= Draft Goldwater Committee =

Political organizers

The Draft Goldwater Committee was the organization primarily responsible for engineering the nomination of Arizona Senator Barry Goldwater for President of the United States on the 1964 Republican Party ticket.

==Beginnings==
The effort to draft Goldwater and to secure his nomination began with a secret meeting at a Chicago motel on October 8, 1961. F. Clifton White, a longtime party activist and official from Upstate New York, discussed the possibility of a Goldwater campaign with twenty-two activists, most of them members of Young Republican organizations throughout the U.S. A December meeting (this one attended by Governor Tim Babcock of Montana) determined to divide the country into nine regions for organizing, and to raise sufficient funds to open a national office.

The movement grew to a full-time operation with a Manhattan office opened in the spring of 1962; its address in the Chanin Building gave Clif White the title of his account of the Goldwater campaign, Suite 3505. As the committee's efforts continued throughout 1962, the national press learned of and reported on a meeting that December. White met with Goldwater in January 1963 to discuss their activities; "Goldwater, annoyed by the publicity, chilled White but did not repudiate him outright," wrote journalist Theodore H. White in his Making of the President 1964.

==Going public==
By February 1963, the organization had grown to hundreds of operatives and activists, and its executive committee decided to go public, with the formation of the National Draft Goldwater Committee, headed by Peter O'Donnell Jr., then chairman of the Texas Republican Party. He soon brought aboard Wirt Yerger, first modern chairman of the Mississippi Republican Party. The first public event was a July 4 rally at the District of Columbia Armory. Dozens of busloads (including 43 from New York State alone) helped deliver a crowd of 7,000 for the event (Goldwater himself did not attend).

In the coming months, Goldwater continued to keep his distance from White's volunteer organization, but brought attorney Denison Kitchel to Washington to oversee his campaign operations, ostensibly for his scheduled Senate re-election in 1964. By November 1963, it was seen as certain by White, Kitchel and others that Goldwater would run—and then came Kennedy's assassination in Dallas. The hoped-for contrast between the liberal Easterner Kennedy and the conservative Westerner Goldwater was now lost; the Arizonan would be facing a Texan whose ideology was far less obvious than Kennedy's. Moreover, would the country be prepared to have three different men as President in just 14 months?
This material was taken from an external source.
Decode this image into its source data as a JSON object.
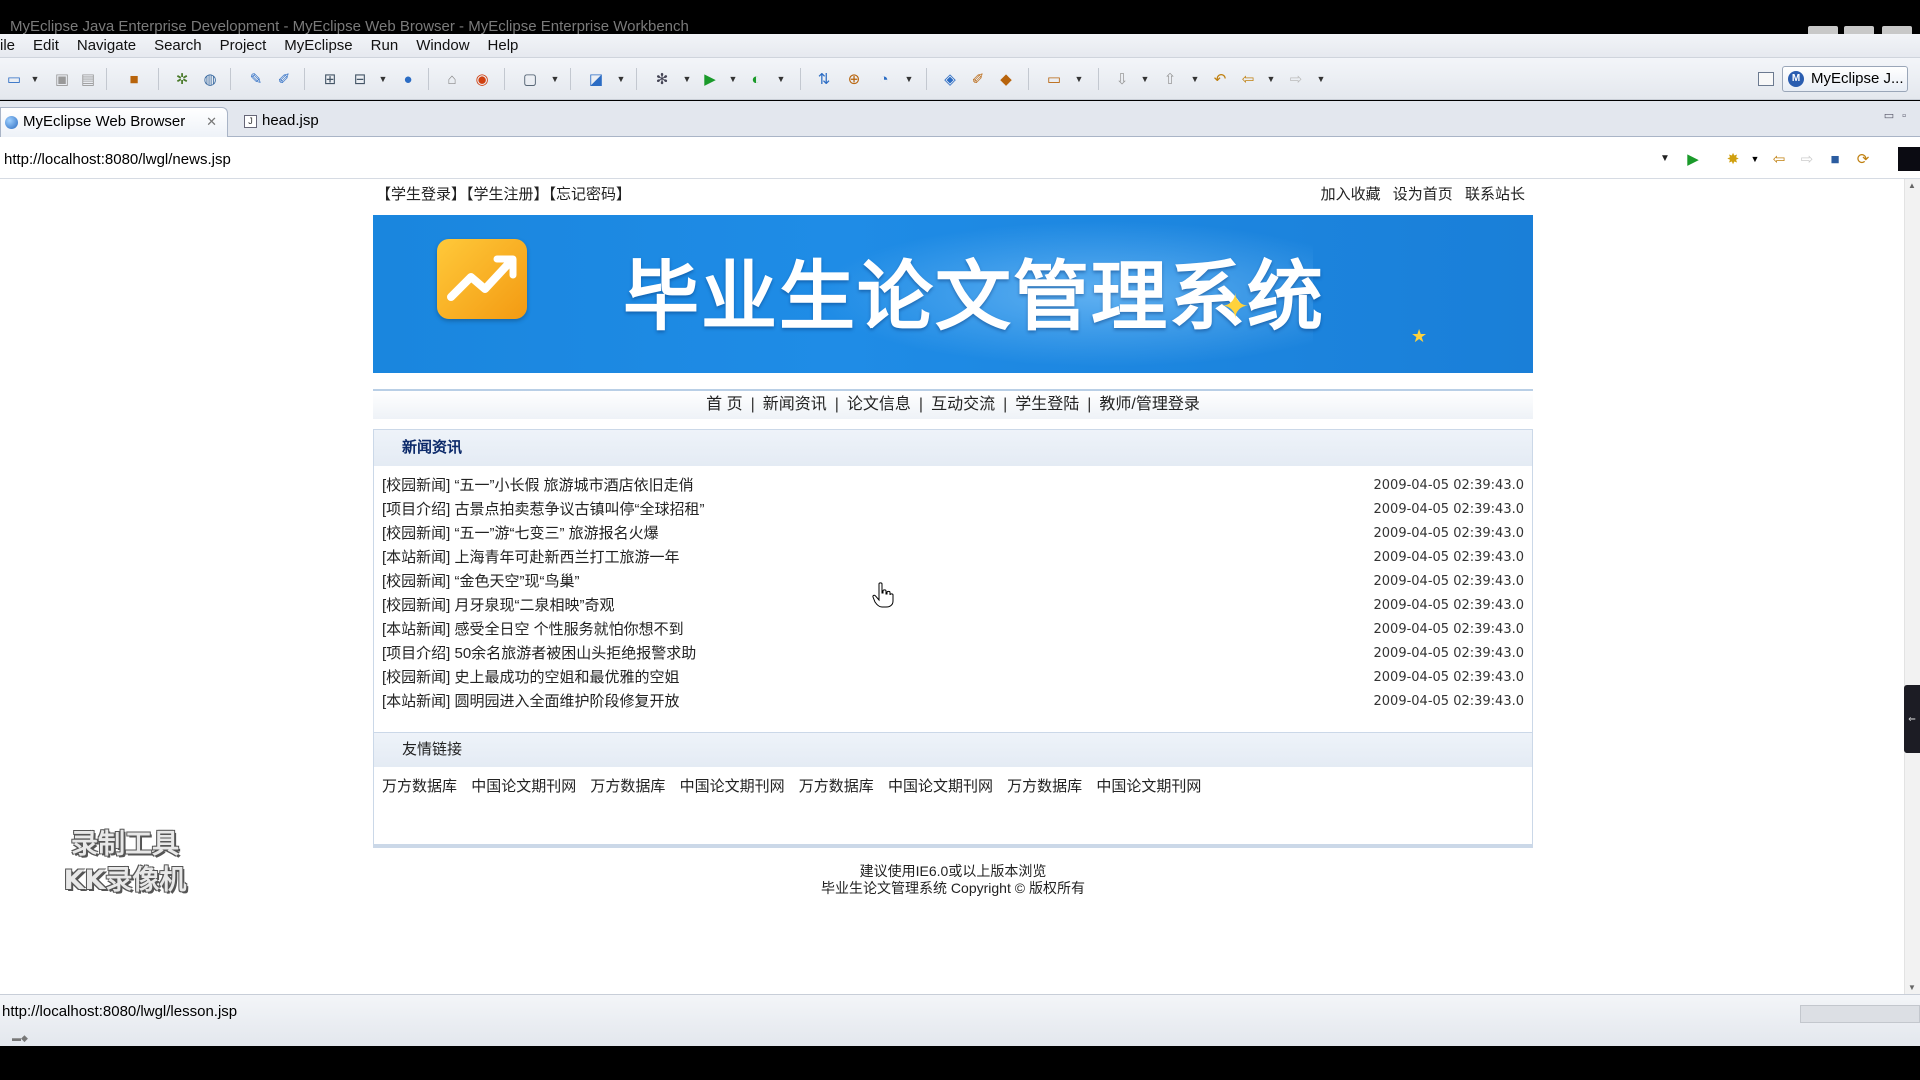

Pressed by Senate colleagues and GOP organizational allies, Goldwater dithered through December, and on January 3, 1964, declared his candidacy for President.

==Primaries==
In the coming months, White's operation (now with a full-time Washington headquarters at 1025 Connecticut Ave. NW) locked up commitments and delegates in state after state. They were surprised when Henry Cabot Lodge Jr., won a write-in campaign in the New Hampshire presidential primary, and followed with wins in New Jersey and his native Massachusetts. However, Lodge tired of campaigning and withdrew his candidacy. In the meantime, Goldwater won primaries in Illinois, Texas, Indiana and Nebraska.

By this time, Governor Nelson Rockefeller of New York emerged as the strongest moderate challenger, and he won primaries in West Virginia and Oregon, while Governor William Scranton of Pennsylvania and Governor Jim Rhodes of Ohio won favorite-son contests and controlled their states' large delegations.

The final showdown came in California on June 2: Rockefeller's bottomless campaign funding against the Draft Goldwater organizers. Goldwater triumphed, 51% to 49%, and under the winner-take-all rules of the time, he received the entire 86-strong California delegation.

==Nomination==
The result was an easy first-ballot nomination victory for Goldwater, who captured 883 votes, to 214 for Scranton and 114 for Rockefeller.

In all, the Draft Goldwater effort resulted in Goldwater taking 2,267,079 (38.33%) of the primary vote, compared to 1,304,204 (22.05%) for Rockefeller; no other competitor topped 11%. But this actually understates the Arizonan's advantage; at this time, dozens of state Republican parties selected their delegates in conventions and caucuses, and this is where the Draft Goldwater Committee held its main advantage.

==Election defeat==
White and the organizers of the Draft Goldwater Committee were largely shut out of the fall campaign, shunted aside to the Citizens for Goldwater-Miller Committee. Goldwater was defeated that November by Johnson in an epic landslide.